For Rogan, the role of polarizing figure is a new one. Though he has shown an ability to be one of the fiercest partisans in Congress, Rogan has been lauded for his skill at forging bipartisan ties throughout his meteoric political ascension. A San Francisco native who was raised on welfare by his mother in San Francisco's rough and tumble Mission district, Rogan formed an early friendship with Democrat John Burton, U.S. Sen. Barbara Boxer's political mentor and brother of the late Democratic Rep. Philip Burton. During his brief, successful political career, Rogan has consistently sounded moderate tones, which helped him get elected in a Democratic-leaning congressional district in years when Republicans elsewhere stumbled.
But any hope of maintaining that image has been lost with his role as a prosecutor in Clinton's Senate trial. His matchup with presidential advisor Sidney Blumenthal was among the trial's most dramatic moments.
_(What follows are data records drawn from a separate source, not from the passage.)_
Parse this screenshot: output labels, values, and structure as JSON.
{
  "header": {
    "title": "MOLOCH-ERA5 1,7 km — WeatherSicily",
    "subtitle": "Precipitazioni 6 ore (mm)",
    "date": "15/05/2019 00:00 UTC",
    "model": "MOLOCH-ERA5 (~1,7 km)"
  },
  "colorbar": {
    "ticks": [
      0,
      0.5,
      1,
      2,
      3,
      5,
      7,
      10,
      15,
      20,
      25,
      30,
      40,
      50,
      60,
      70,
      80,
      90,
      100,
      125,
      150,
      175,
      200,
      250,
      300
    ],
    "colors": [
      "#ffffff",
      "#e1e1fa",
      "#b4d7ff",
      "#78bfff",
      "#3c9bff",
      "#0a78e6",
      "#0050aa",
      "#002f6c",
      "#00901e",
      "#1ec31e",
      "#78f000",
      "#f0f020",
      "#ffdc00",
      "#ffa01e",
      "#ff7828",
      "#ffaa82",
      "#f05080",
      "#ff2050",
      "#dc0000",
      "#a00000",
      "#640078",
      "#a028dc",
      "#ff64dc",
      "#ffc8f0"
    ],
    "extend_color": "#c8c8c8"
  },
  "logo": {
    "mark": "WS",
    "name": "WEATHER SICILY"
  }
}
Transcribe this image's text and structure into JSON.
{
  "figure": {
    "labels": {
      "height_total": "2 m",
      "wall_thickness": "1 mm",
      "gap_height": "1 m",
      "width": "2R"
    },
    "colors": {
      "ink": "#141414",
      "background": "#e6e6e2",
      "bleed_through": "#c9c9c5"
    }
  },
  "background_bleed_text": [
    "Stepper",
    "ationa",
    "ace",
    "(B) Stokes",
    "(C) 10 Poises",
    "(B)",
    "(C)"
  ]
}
But impeachment trackers should exercise caution before using Rogan's problems in his home district as an example of how last year's scandal may play in the next election cycle. Changing demographics is probably a bigger impediment to Rogan's retaining his seat than his high profile involvement in impeachment. When he was first elected in 1996, party registration in his district was about even, with a 43-percent-to-42-percent registration edge for Democrats. Increased numbers of Latinos and Pacific Islanders, who are overwhelmingly registering as Democrats, and stepped-up involvement by organized labor on behalf of Democrats, have made the area increasingly hostile toward Republicans. The most recent registration figures show Democrats with a 45-percent-to-38-percent advantage.
Those numbers are likely to get a lot worse for Republicans. With Democrats firmly in control of both houses of the California Legislature, and with a Democrat in the governor's office, the GOP will be shut out of the upcoming redistricting, after the 2000 census numbers are in. Even if he is reelected in 2000, Rogan's district will likely be among those that go from competitive to safe Democratic by the next election cycle.
"I don't think there's a Republican or a Democrat who thinks that district will last through the next reapportionment," said Republican Curt Pringle, a former speaker of the California Assembly and one of Rogan's closest personal friends who was among those urging him to run against Feinstein.
In the wake of Rogan's departure, attention is focusing on state Insurance Commissioner Charles Quackenbush to run against Feinstein. Millionaire San Diego County Supervisor Bill Horn is also seeking the Republican nomination, and ultra-conservative state Sen. Ray Haynes may toss his hat back into the ring with Rogan's exit.
"Dianne Feinstein is not the unbeatable superwoman Democrats think she is," said Jim Camp, director of operations for the California Republican Party.
Though Rogan's departure may be good news for Dianne Feinstein, her team is taking nothing for granted. In 1994, two-term Congressman Michael Huffington spent more than $27 million of his own money and nearly beat Feinstein. Democratic activists insist they have learned their lesson, and are not taking a potential Rogan candidacy lightly. "It's hard to believe that anything could be worse than 1994," campaign consultant Kam Kuwata said. "The senator and I have talked about it, and we agree that if we get complacent, this could be a tough election."
Jim Camp said that, ultimately, it will be the GOP's next presidential nominee who turns the California Republican Party around. "There's obviously been a vacuum of leadership, and that's on the national level as well," he said. "California Republicans have been abandoned by the party's presidential nominees in the last two cycles, and that dragged us down on the rest of the ticket. That's not going to happen this year. The Republican presidential candidates are going to play in California."